We have a black sheep in our state, a jurisdiction that persists in bringing disrepute upon itself and all the rest of us: East Texas.

For years, our entire state was labeled a judicial hellhole, but we committed ourselves to reform, made necessary changes, and, over time, moved from the Hellhole list to the Watch list and, finally, off the lists altogether.

A while back, we were cited as one of 14 states enacting “significant, positive civil justice reforms.” We were even recognized as a “Point of Light,” a model for other states to follow.

Still, there was that black sheep, the persistent problem of our Eastern District and its continuing status as “the most popular venue for patent trolls.”

Now comes a survey from the U.S. Chamber Institute for Legal Reform evaluating the fairness and reasonableness of state liability systems. Conducted by Harris Poll and relying on a national sample of 1,203 in-house general counsel, senior litigators or attorneys, and other senior executives at companies with at least $100 million in annual revenues, the 2015 Lawsuit Climate Survey confirms that East Texas is the worst local jurisdiction in the United States.

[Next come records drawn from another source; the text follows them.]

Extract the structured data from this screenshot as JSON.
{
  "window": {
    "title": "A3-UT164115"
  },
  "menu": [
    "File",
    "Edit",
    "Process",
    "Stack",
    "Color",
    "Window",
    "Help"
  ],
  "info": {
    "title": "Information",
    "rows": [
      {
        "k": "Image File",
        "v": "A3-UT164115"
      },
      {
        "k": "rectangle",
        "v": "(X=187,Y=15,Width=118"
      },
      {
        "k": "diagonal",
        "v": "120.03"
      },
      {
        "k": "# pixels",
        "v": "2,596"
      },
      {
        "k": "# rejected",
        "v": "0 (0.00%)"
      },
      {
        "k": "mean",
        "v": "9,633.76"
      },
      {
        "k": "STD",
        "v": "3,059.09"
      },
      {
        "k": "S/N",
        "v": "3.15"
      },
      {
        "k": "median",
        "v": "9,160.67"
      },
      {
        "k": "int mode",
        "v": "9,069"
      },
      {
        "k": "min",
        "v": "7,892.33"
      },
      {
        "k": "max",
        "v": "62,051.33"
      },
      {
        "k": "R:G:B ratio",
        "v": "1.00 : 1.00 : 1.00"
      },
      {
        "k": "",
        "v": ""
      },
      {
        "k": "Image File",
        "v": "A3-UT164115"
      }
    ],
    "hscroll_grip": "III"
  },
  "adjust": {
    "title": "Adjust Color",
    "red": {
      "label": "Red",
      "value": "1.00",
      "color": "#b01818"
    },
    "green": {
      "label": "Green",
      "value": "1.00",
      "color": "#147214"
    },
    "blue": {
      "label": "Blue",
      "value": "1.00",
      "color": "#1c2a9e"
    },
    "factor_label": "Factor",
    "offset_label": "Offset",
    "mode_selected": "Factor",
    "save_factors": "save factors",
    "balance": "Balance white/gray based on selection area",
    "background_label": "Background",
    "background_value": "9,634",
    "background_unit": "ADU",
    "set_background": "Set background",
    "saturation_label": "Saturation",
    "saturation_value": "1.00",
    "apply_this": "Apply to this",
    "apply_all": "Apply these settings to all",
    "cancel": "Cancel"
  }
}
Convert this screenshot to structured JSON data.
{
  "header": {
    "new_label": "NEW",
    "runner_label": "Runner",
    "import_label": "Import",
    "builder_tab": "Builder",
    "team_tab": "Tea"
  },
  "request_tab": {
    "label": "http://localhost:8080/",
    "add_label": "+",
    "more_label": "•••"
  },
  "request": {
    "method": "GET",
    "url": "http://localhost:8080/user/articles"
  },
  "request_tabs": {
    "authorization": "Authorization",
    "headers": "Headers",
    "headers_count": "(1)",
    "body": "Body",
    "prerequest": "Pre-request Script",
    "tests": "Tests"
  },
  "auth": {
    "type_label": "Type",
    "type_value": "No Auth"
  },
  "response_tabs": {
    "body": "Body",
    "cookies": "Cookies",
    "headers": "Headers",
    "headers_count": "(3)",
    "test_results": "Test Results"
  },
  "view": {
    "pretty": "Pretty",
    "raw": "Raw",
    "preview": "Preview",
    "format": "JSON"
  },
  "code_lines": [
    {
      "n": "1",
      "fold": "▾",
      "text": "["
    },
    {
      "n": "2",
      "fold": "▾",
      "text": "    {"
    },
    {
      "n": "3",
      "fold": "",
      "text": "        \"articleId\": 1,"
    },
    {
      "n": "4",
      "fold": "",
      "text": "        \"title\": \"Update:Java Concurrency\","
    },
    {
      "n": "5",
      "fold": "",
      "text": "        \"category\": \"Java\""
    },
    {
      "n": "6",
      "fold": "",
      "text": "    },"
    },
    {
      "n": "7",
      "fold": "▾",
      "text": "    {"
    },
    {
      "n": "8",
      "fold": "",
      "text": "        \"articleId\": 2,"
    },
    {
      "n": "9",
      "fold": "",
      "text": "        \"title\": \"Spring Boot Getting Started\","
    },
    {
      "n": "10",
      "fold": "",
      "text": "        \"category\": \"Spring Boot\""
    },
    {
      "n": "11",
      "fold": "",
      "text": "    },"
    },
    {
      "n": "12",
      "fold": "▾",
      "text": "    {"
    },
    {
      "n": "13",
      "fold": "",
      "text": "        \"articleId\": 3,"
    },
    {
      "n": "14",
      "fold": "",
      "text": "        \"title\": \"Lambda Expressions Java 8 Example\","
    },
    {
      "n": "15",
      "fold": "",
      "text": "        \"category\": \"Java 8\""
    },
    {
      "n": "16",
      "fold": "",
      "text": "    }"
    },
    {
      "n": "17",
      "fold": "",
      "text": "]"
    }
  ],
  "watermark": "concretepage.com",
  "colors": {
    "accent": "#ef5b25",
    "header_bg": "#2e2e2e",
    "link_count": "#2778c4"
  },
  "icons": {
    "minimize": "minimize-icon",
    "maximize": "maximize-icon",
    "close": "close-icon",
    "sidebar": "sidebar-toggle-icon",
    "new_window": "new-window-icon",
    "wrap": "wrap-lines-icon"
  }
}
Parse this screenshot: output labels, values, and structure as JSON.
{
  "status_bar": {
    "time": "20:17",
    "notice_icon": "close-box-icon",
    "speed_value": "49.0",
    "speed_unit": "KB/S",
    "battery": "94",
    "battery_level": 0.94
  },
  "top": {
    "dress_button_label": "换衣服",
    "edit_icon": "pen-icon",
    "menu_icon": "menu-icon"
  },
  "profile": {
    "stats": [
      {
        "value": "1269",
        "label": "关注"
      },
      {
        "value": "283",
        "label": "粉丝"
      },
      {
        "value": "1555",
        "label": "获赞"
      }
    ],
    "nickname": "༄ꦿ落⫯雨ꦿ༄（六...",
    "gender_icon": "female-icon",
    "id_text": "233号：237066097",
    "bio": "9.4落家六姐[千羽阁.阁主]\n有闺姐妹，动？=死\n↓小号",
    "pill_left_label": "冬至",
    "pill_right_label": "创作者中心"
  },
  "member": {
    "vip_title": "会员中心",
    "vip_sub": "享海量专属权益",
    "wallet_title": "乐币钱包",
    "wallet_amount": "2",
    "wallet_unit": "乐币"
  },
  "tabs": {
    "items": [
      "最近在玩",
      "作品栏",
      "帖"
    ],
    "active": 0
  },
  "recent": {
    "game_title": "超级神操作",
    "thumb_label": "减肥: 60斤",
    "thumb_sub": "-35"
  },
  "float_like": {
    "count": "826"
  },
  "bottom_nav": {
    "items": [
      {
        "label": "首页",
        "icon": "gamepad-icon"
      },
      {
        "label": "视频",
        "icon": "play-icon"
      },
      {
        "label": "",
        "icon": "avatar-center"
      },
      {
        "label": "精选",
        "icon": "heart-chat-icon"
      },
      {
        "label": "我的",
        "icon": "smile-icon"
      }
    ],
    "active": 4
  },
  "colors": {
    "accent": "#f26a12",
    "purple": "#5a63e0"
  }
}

The problems in East Texas have had an adverse effect on our state's status. We're currently ranked as the state with the 40th best liability system, down from 36th in 2012. If not for the shenanigans in East Texas, our ranking then and now would have been much better.

A good lawsuit climate attracts business and leads to prosperity. A bad one does the opposite. The foolishness in East Texas is hurting all of us. How long will we tolerate it?